#### Import all the necessary libs:

In [1]:
import requests
from lxml import html
from datetime import datetime
import pymongo
import pprint

#### Function that returns a DOM object by using the url link:

In [2]:
def get_dom_from_url(session):
    url = "https://yandex.ru/news/"
    headers = {
    "User-Agent":"Mozilla/5.0 (Windows NT 10.0; Win64; x64) AppleWebKit/537.36 (KHTML, like Gecko) Chrome/103.0.0.0 Safari/537.36"
    }
    try:
        response = session.get(url, headers=headers)
        return html.fromstring(response.text)
    except Exception as e:
        print(f"An error occurred while connecting the URL {url} - {e}")

#### Function that opens a mongodb connection and returns a collection:

In [3]:
def connect_to_mongodb():
    try:
        client= pymongo.MongoClient('127.0.0.1',27017)
        db = client['YandexNews'] #database
        news = db.news #collection
        news.create_index([('title', 1)], name = "unique_index", unique=True) 
        # unique field is title, link doesnt work properly.

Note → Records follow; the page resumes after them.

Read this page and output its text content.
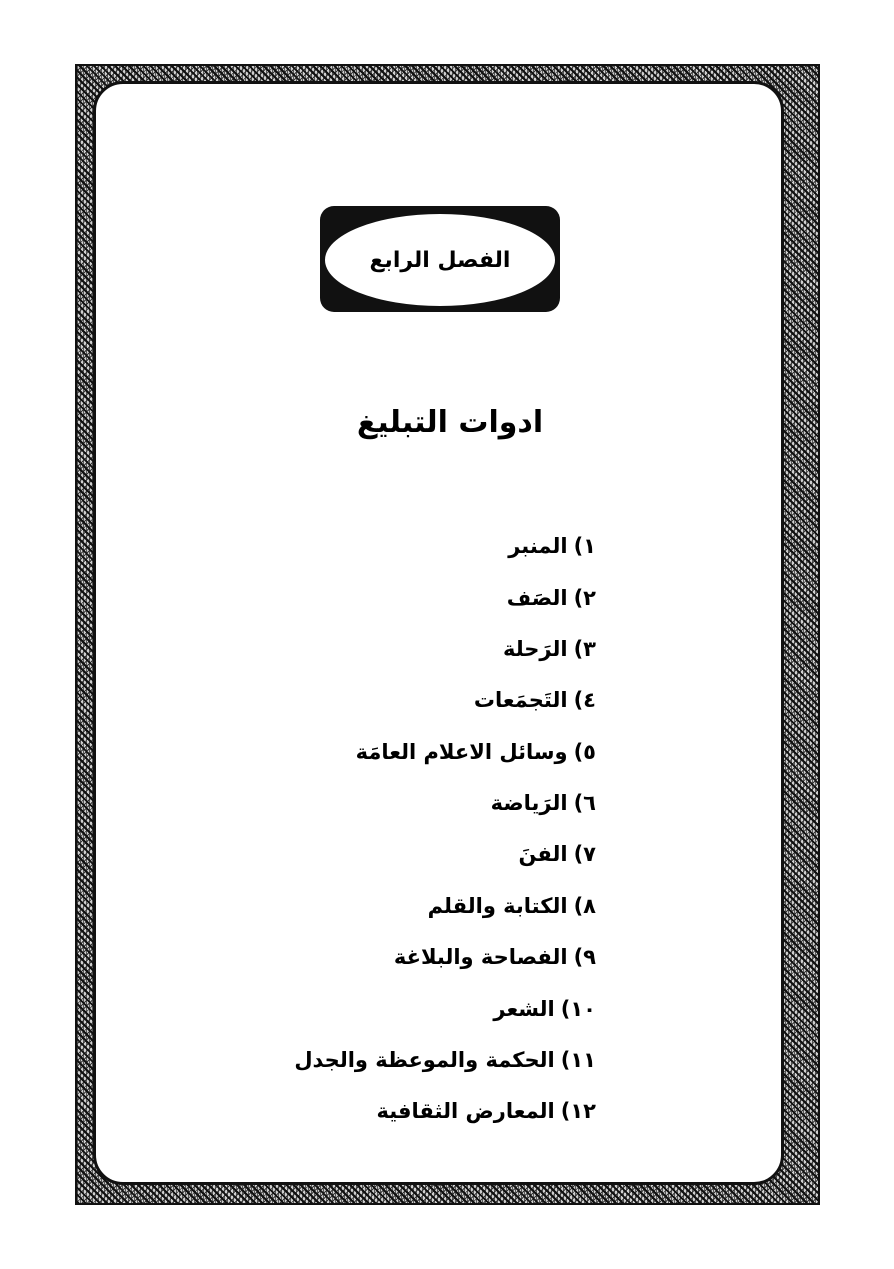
الفصل الرابع
ادوات التبليغ
١)المنبر
٢)الصَف
٣)الرَحلة
٤)التَجمَعات
٥)وسائل الاعلام العامَة
٦)الرَياضة
٧)الفنَ
٨)الكتابة والقلم
٩)الفصاحة والبلاغة
١٠)الشعر
١١)الحكمة والموعظة والجدل
١٢)المعارض الثقافية
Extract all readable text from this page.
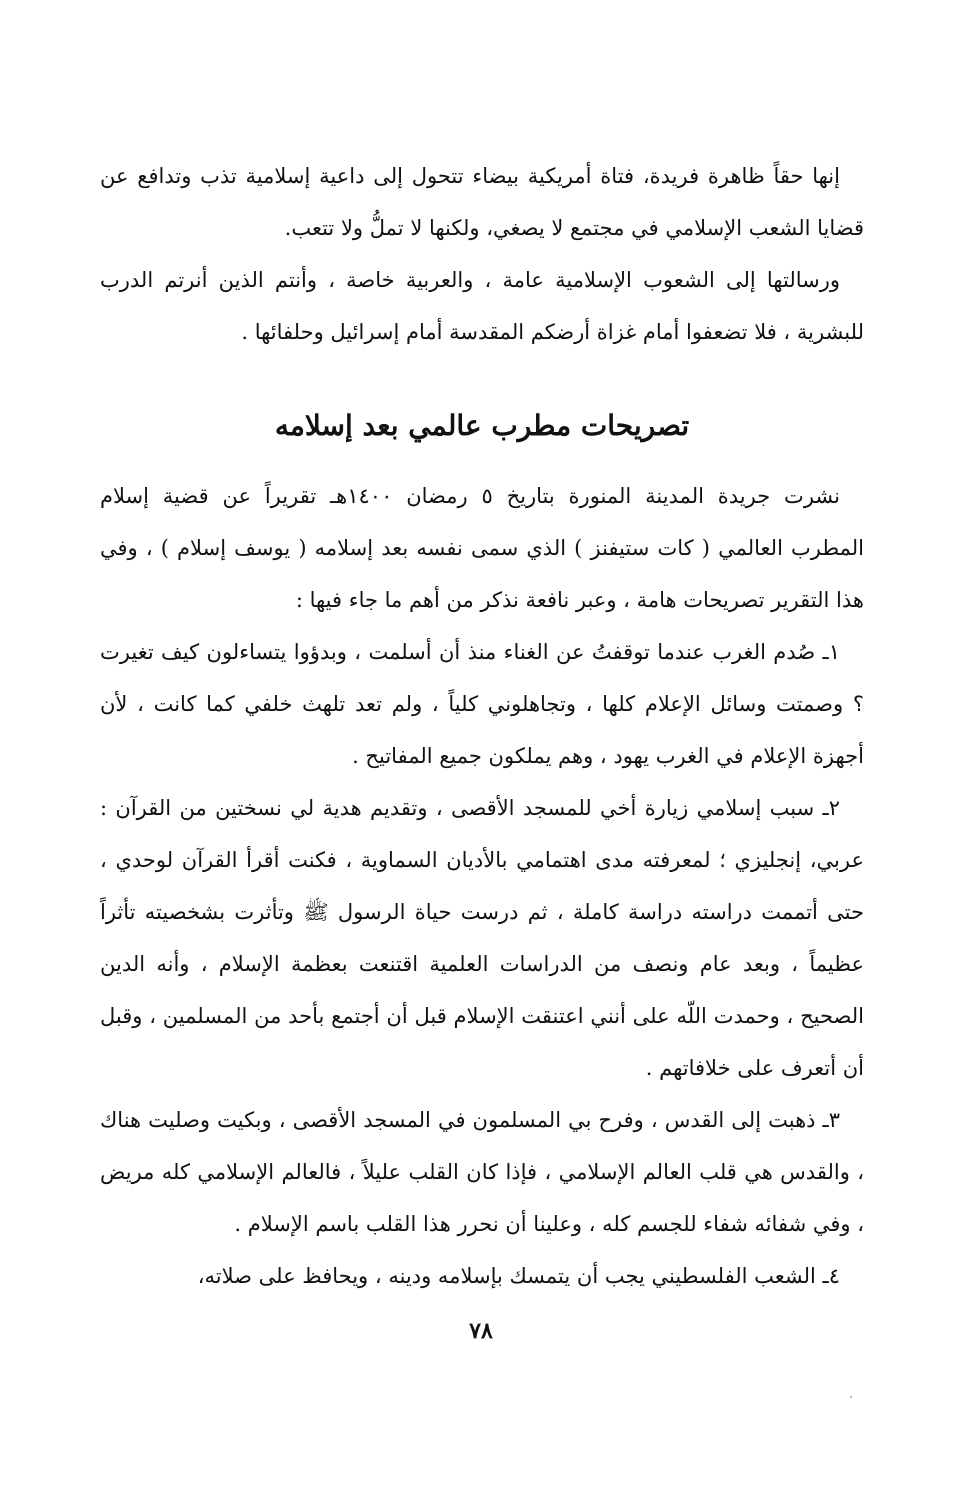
إنها حقاً ظاهرة فريدة، فتاة أمريكية بيضاء تتحول إلى داعية إسلامية تذب وتدافع عن قضايا الشعب الإسلامي في مجتمع لا يصغي، ولكنها لا تملُّ ولا تتعب.

ورسالتها إلى الشعوب الإسلامية عامة ، والعربية خاصة ، وأنتم الذين أنرتم الدرب للبشرية ، فلا تضعفوا أمام غزاة أرضكم المقدسة أمام إسرائيل وحلفائها .

تصريحات مطرب عالمي بعد إسلامه

نشرت جريدة المدينة المنورة بتاريخ ٥ رمضان ١٤٠٠هـ تقريراً عن قضية إسلام المطرب العالمي ( كات ستيفنز ) الذي سمى نفسه بعد إسلامه ( يوسف إسلام ) ، وفي هذا التقرير تصريحات هامة ، وعبر نافعة نذكر من أهم ما جاء فيها :

١ـ صُدم الغرب عندما توقفتُ عن الغناء منذ أن أسلمت ، وبدؤوا يتساءلون كيف تغيرت ؟ وصمتت وسائل الإعلام كلها ، وتجاهلوني كلياً ، ولم تعد تلهث خلفي كما كانت ، لأن أجهزة الإعلام في الغرب يهود ، وهم يملكون جميع المفاتيح .

٢ـ سبب إسلامي زيارة أخي للمسجد الأقصى ، وتقديم هدية لي نسختين من القرآن : عربي، إنجليزي ؛ لمعرفته مدى اهتمامي بالأديان السماوية ، فكنت أقرأ القرآن لوحدي ، حتى أتممت دراسته دراسة كاملة ، ثم درست حياة الرسول ﷺ وتأثرت بشخصيته تأثراً عظيماً ، وبعد عام ونصف من الدراسات العلمية اقتنعت بعظمة الإسلام ، وأنه الدين الصحيح ، وحمدت اللّه على أنني اعتنقت الإسلام قبل أن أجتمع بأحد من المسلمين ، وقبل أن أتعرف على خلافاتهم .

٣ـ ذهبت إلى القدس ، وفرح بي المسلمون في المسجد الأقصى ، وبكيت وصليت هناك ، والقدس هي قلب العالم الإسلامي ، فإذا كان القلب عليلاً ، فالعالم الإسلامي كله مريض ، وفي شفائه شفاء للجسم كله ، وعلينا أن نحرر هذا القلب باسم الإسلام .

٤ـ الشعب الفلسطيني يجب أن يتمسك بإسلامه ودينه ، ويحافظ على صلاته،

٧٨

Maybe compound index (time + title) will be ok too.
        return news
    except pymongo.errors.ConnectionFailure as e:
        print(f"Mongodb connection has failed. {e}")

#### Function that inserts items into mongodb

In [4]:
def insert_new_items(collection, document):
    try: 
        collection.insert_one(document)
        global inserts
        inserts += 1 #count new inserts
    except pymongo.errors.DuplicateKeyError:
        pass

#### Function that returns a full datetime using received hours and minutes from yandex:

In [5]:
def to_full_datetime(received_time):
    string_time = datetime.now().strftime("%Y-%m-%d ")+received_time #make a string using current date and received_time
    return datetime.strptime(string_time, "%Y-%m-%d %H:%M") # return full datetime

#### Function that scraps news from DOM using XPath

In [6]:
def scrap_news(session, collection):
    global inserts 
    inserts = 0
    dom = get_dom_from_url(session)
    news = dom.xpath("//div[contains(@class,'mg-card_flexible') and (contains(@class,'fixed') or (contains(@class,'stretching')))]")
    for article in news:
        article_data = {}
        title = article.xpath(".//a/text()")[0].replace('\xa0',' ')
        source = article.xpath(".//a/text()")[1]
        link = article.xpath(".//a/@href")[0]
        received_time = article.xpath(".//span[@class='mg-card-source__time']/text()")[0]
        time_published = to_full_datetime(received_time)
        article_data['title'] = title
        article_data['source'] = source
        article_data['link'] = link
        article_data['time_published'] = time_published
        insert_new_items(collection, article_data)
    print(f"Found {len(news)} articles. {inserts} new articles added to mongodb")


#### Main function:



In [7]:
def main():
    collection = connect_to_mongodb() # connect to mongodb and open collection
    session = requests.Session() # open new session
    scrap_news(session, collection) #scrap news

In [10]:
main()

Found 0 articles. 0 new articles added to mongodb